Difficile de produire un résumé satisfaisant de ce cauchemar lynchien, où le scénario semble ne passer qu’au second plan, prétexte dérisoire pour mettre en lumière les tares et névroses de notre monde moderne gangrené par la peur et l’égoïsme. Ce troisième tome vient donc conclure cette série extrêmement riche, génératrice de sa propre mythologie ex-nihilo, où chaque plan, chaque personnage, chaque objet, n’apparaît jamais par hasard. Chaque vignette est comme un petit tableau à la composition soignée. On peut parler d’œuvre chorale, où la narration est donnée en voix off à tour de rôle par les protagonistes. Les auteurs poursuivent ainsi leur exploration de cet univers périurbain anonyme, à la voix vaste et clos, où se côtoient cadres épuisés, losers patentés et ados paumés, addicts à toutes les substances chimiques ou alcoolisées procurant l’illusion de s’extirper d’une normalité terrifiante.

Il va sans dire que l’on est face à un chef d’œuvre, mais un chef d’œuvre âpre et exigeant aux accents oniriques qui a nécessité pour moi au moins deux lectures, tant les références (à sa propre imagerie) y abondent et les personnages sont nombreux. Si les textes sont d’une densité littéraire et poétique hors du commun, on ne peut pas vraiment parler de fluidité narrative pour cette même raison, et nul doute qu’une partie des lecteurs seront vite rebutés par la complexité de l’histoire et le glauque des situations.
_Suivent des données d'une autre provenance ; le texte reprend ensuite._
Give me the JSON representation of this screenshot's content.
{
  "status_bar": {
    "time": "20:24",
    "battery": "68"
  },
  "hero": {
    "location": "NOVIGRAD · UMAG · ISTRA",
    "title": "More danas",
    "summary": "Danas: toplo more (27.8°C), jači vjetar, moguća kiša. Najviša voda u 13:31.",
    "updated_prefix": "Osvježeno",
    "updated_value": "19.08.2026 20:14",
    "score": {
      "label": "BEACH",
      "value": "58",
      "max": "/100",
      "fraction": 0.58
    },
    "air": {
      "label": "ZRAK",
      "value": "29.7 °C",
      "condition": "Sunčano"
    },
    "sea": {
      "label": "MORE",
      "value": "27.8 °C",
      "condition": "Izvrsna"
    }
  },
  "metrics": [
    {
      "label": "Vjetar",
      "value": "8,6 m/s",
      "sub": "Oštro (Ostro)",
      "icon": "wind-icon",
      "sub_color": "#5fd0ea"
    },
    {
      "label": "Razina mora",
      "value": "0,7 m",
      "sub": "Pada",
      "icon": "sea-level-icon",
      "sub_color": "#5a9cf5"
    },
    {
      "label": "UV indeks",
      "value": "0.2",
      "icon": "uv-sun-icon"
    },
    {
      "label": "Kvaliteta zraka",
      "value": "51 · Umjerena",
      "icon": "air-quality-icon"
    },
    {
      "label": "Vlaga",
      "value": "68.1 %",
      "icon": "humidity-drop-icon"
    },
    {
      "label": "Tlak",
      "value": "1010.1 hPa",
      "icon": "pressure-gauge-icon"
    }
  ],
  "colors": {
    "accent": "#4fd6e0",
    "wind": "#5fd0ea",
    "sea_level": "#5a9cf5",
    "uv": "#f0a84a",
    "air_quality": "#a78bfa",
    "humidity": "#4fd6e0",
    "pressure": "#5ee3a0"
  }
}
C’est pourtant avec fascination que l’on suivra, à condition d’être un minimum réceptif, les pérégrinations d’Eric, jeune branleur poseur alimentant ses rêves de rock-star avec la dope et les femmes.

Cela étant dit, j’attendais un peu plus de ce dernier épisode, pourtant d’un niveau semblable aux précédents dans sa forme. A vrai dire, je ne sais pas exactement ce que j’attendais, mais étrangement, la sombre beauté dégagée par « Hallorave » et « L’Origine du monde » m’a semblé absente ici. Même en ayant relu ces derniers juste avant, j’ai tout de même mis un certain temps avant de rentrer dans l’histoire, et malgré la fascination qui reste la même, le « bouquet final » en germe depuis le début n’a pas eu lieu d’après moi, comme si l’ennui, thème principal de ce récit au final très nihiliste, sortait vainqueur. Je ne sais pas encore quoi penser de cette fin en queue de poisson assez ambiguë, où l’on ne sait si c’est la soumission au quotidien – dans la langue du Roi des mouches -, ou plus positivement l’acceptation de soi, qui constitue une des clés d’un bonheur de toute façon toujours précaire. Mais peut-être mon avis s’affinera-t-il à la deuxième lecture…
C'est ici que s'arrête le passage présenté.